Overslaan en naar de inhoud gaan

Voor overheidswerkgevers: regels rond motivering van ontslag en kennelijk onredelijk ontslag

Deze pagina delen

Op 29 februari 2024 keurde de Kamer het wetsontwerp tot motivering van ontslag en kennelijk onredelijk ontslag van contractuele werknemers in de overheidssector goed. 

In uitvoering van de Wet Eenheidsstatuut voorziet de cao nr. 109 sinds 2014 voor de private sector in regels inzake motivering van ontslag en kennelijk onredelijk ontslag. De Wet Eenheidsstatuut voorziet eveneens dat een gelijkaardige regeling moest worden uitgewerkt voor de publieke sector (m.a.w. voor werkgevers die niet onder het toepassingsgebied van de cao-wet vallen), waaraan het wetsontwerp nu dus tegemoet komt. In afwachting van deze wettelijke regeling voor de publieke sector, pasten de rechtbanken in de praktijk wel al de principes van cao nr. 109 naar analogie toe.

Bijgevolg voorziet het wetsontwerp in een regeling die vergelijkbaar is aan de regeling in de private sector (cao nr. 109), met inachtneming van een aantal specifieke kenmerken van de overheidssector, zoals het hoorrecht en de motiveringsplicht.  

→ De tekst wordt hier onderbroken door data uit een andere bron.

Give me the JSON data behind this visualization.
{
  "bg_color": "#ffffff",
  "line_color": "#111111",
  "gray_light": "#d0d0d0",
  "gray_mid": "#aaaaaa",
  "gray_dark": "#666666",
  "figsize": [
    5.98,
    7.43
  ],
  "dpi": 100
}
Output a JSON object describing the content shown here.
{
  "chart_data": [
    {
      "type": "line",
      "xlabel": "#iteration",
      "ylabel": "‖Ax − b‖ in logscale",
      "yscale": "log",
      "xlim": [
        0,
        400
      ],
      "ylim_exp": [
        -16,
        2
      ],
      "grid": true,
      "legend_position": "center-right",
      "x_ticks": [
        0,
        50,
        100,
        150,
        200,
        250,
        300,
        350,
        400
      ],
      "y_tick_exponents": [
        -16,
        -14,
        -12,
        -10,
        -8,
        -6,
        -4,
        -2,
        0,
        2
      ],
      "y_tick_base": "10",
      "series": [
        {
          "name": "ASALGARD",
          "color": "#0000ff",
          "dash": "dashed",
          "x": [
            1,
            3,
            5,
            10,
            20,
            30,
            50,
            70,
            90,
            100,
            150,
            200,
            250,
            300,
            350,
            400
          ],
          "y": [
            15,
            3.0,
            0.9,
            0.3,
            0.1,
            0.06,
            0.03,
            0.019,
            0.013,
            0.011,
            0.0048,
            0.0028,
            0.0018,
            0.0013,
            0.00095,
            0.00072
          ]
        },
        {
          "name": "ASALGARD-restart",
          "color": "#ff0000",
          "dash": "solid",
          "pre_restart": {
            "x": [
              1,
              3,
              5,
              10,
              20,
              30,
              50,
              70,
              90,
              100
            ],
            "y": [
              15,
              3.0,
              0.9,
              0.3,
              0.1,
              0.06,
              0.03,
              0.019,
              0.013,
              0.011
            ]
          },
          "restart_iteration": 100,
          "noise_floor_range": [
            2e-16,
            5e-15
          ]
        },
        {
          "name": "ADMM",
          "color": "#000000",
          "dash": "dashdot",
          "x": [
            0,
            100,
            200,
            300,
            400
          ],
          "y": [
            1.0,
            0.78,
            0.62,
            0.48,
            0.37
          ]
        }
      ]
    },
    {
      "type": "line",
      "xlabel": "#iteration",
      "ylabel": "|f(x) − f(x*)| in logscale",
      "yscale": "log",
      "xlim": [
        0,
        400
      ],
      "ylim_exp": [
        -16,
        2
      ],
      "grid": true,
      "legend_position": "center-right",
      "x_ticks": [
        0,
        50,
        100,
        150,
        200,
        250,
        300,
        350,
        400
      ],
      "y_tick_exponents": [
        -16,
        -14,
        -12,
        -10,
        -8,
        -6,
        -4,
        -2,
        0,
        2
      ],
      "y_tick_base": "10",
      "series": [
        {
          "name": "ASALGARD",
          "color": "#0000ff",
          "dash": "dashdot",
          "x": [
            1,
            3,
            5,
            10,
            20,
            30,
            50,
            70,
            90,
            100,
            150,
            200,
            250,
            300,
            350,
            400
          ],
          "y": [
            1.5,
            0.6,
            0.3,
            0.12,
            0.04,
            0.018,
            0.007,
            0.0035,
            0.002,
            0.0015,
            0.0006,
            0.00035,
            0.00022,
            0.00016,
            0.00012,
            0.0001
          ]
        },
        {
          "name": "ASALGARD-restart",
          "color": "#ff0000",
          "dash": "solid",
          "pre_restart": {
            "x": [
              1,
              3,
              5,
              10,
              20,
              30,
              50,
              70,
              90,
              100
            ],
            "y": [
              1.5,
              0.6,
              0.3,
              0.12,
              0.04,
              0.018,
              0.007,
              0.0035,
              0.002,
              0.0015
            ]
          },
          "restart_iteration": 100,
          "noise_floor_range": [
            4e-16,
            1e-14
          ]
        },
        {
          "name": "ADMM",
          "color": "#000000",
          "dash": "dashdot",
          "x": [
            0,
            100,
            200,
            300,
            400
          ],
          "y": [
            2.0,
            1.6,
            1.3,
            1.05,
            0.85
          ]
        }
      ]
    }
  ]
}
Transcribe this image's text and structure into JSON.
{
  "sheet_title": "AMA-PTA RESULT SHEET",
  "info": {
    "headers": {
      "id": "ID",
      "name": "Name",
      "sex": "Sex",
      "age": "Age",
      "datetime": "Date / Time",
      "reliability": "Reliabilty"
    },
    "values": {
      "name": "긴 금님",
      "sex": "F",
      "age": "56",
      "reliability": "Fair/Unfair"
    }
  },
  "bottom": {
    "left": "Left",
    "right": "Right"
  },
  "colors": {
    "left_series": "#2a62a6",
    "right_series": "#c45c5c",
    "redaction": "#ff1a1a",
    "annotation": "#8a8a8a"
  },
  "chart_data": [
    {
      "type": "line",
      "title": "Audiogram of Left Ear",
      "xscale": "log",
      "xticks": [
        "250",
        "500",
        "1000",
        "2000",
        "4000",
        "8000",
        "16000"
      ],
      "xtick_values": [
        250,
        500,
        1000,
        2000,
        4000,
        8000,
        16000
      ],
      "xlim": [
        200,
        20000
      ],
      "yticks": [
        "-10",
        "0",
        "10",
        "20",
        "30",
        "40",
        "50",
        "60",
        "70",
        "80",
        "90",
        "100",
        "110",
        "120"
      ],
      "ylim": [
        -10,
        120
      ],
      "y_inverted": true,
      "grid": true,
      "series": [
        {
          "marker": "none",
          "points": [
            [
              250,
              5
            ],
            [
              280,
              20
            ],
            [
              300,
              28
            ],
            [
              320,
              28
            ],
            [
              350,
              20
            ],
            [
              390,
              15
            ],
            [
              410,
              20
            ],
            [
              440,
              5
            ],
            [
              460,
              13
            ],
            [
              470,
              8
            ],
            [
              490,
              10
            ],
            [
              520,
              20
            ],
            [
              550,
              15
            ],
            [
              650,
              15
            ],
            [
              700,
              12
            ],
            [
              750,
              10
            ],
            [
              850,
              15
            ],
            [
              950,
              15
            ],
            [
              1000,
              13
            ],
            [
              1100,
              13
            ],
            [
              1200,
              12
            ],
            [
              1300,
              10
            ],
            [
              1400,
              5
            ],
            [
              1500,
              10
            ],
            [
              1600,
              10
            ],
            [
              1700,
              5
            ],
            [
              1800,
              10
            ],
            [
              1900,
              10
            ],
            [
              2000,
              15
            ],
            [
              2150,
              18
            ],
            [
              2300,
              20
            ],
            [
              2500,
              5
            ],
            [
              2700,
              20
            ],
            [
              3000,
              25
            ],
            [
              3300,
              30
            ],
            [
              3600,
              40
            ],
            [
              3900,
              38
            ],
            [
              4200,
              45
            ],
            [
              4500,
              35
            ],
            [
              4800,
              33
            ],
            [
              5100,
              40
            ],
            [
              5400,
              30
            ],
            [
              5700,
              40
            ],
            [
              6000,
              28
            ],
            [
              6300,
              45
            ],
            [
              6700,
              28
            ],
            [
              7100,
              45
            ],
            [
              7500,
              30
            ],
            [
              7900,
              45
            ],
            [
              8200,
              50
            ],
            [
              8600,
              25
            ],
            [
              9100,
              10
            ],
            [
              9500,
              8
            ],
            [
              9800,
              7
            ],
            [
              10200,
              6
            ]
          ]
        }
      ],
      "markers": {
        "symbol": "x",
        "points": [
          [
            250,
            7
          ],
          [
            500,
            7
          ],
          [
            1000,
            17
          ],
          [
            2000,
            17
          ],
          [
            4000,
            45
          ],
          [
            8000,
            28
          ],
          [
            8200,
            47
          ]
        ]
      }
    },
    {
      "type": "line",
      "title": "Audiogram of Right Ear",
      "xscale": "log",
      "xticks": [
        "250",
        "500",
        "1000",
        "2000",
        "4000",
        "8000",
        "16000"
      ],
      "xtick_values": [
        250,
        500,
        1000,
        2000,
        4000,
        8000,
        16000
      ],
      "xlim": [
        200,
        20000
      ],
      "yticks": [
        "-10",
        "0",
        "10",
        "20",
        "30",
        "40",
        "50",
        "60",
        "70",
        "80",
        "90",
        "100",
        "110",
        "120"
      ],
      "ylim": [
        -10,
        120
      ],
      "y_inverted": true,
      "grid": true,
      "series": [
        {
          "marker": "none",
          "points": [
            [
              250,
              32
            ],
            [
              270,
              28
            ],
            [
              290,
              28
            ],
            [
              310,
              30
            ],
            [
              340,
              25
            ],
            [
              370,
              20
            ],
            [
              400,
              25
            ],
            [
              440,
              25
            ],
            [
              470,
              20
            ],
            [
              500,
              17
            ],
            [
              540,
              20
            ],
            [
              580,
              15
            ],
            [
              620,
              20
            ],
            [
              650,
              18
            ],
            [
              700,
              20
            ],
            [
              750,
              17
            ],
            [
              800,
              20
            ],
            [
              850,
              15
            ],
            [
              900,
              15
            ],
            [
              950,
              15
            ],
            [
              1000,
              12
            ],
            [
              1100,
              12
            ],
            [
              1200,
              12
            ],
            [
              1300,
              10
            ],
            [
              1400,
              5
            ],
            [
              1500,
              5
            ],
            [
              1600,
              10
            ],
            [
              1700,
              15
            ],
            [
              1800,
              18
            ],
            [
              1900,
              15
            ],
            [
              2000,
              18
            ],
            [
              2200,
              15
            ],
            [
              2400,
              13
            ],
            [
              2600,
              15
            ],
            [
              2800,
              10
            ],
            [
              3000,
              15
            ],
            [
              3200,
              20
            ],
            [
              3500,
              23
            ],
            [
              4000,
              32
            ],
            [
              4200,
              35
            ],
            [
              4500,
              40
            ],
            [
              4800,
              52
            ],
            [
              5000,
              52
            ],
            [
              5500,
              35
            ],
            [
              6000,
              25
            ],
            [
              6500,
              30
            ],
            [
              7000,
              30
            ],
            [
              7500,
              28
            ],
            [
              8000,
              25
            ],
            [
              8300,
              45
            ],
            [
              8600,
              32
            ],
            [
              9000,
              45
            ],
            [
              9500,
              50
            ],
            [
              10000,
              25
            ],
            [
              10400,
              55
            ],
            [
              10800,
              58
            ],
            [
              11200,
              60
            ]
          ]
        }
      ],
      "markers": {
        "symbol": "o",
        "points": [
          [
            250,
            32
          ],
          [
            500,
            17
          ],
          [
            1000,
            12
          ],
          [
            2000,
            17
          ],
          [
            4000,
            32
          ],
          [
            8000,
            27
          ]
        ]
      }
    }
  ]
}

1. Hoorrecht vóór ontslagbeslissing

De werknemer heeft het recht om vóór zijn ontslag gehoord te worden. De werkgever is daarbij verplicht om voorafgaandelijk aan het gesprek de feiten en de redenen voor de beslissing mee te delen aan de werknemer, zodat die laatste zich kan voorbereiden op het gesprek. Het wetsontwerp voorziet niet in een exacte timing voor de mededeling van de redenen, maar stelt wel dat de werknemer voldoende tijd moet hebben om zijn gesprek voor te bereiden of zijn opmerkingen schriftelijk te motiveren. Op basis van het gesprek beslist de werkgever om al dan niet over te gaan tot ontslag. Indien de werkgever deze regel niet naleeft, is hij gehouden tot een vergoeding gelijk aan 2 weken loon.

2. Verplichte a priori kennisgeving concrete redenen tot ontslag

Indien de werkgever na het gesprek beslist om over te gaan tot ontslag, moet hij de werknemer daarvan schriftelijk kennis geven, samen met de concrete ontslagredenen. De kennisgeving bevat de elementen die de werknemer in staat stellen de concrete redenen te kennen die tot zijn ontslag hebben geleid. 

Dat is dus anders dan in de private sector, waar de verplichting om de redenen mee te delen pas geldt als de werknemer daarom verzoekt. 

Vermeldt de werkgever de concrete redenen niet, dan is er eveneens een sanctie gelijk aan 2 weken loon verschuldigd. De kennisgeving van de opzegging blijft in zulk geval evenwel geldig.

3. Kennelijk onredelijk ontslag

De principes van kennelijk onredelijk ontslag van cao nr. 109 worden overgenomen in het wetsontwerp (definitie, toepassingsgebied, enz.). In geval van kennelijk onredelijk ontslag is de overheidswerkgever dus eveneens een schadevergoeding gelijk aan 3 tot 17 weken verschuldigd. De schadevergoeding is cumuleerbaar met de vergoeding van 2 weken loon bij miskenning van het hoorrecht of de kennisgeving. Voor de rest gelden dezelfde cumulregels als in cao nr. 109.

4. Bewijslast

In principe moet de werknemer aantonen dat het ontslag kennelijk onredelijk was, tenzij de werkgever naliet de concrete redenen die tot het ontslag hebben geleid mee te delen. In dat geval zal de werkgever moeten bewijzen dat het ontslag niet kennelijk onredelijk is. 

5. Inwerkingtreding

De nieuwe regeling treedt in werking op de eerste dag van de tweede maand waarin ze is bekendgemaakt in het Belgisch Staatsblad.

TO DO: Werkgevers in de publieke sector moeten hun ontslagprocedure evalueren en indien nodig herzien zodat:

  1. de werknemer vóór de ontslagbeslissing tijdig en schriftelijk wordt uitgenodigd voor een gesprek, met afdoende vermelding van de feiten en de redenen voor de potentiële ontslagbeslissing; en
  2. de concrete ontslagredenen samen met de ontslagbeslissing schriftelijk aan de werknemer ter kennis worden gebracht.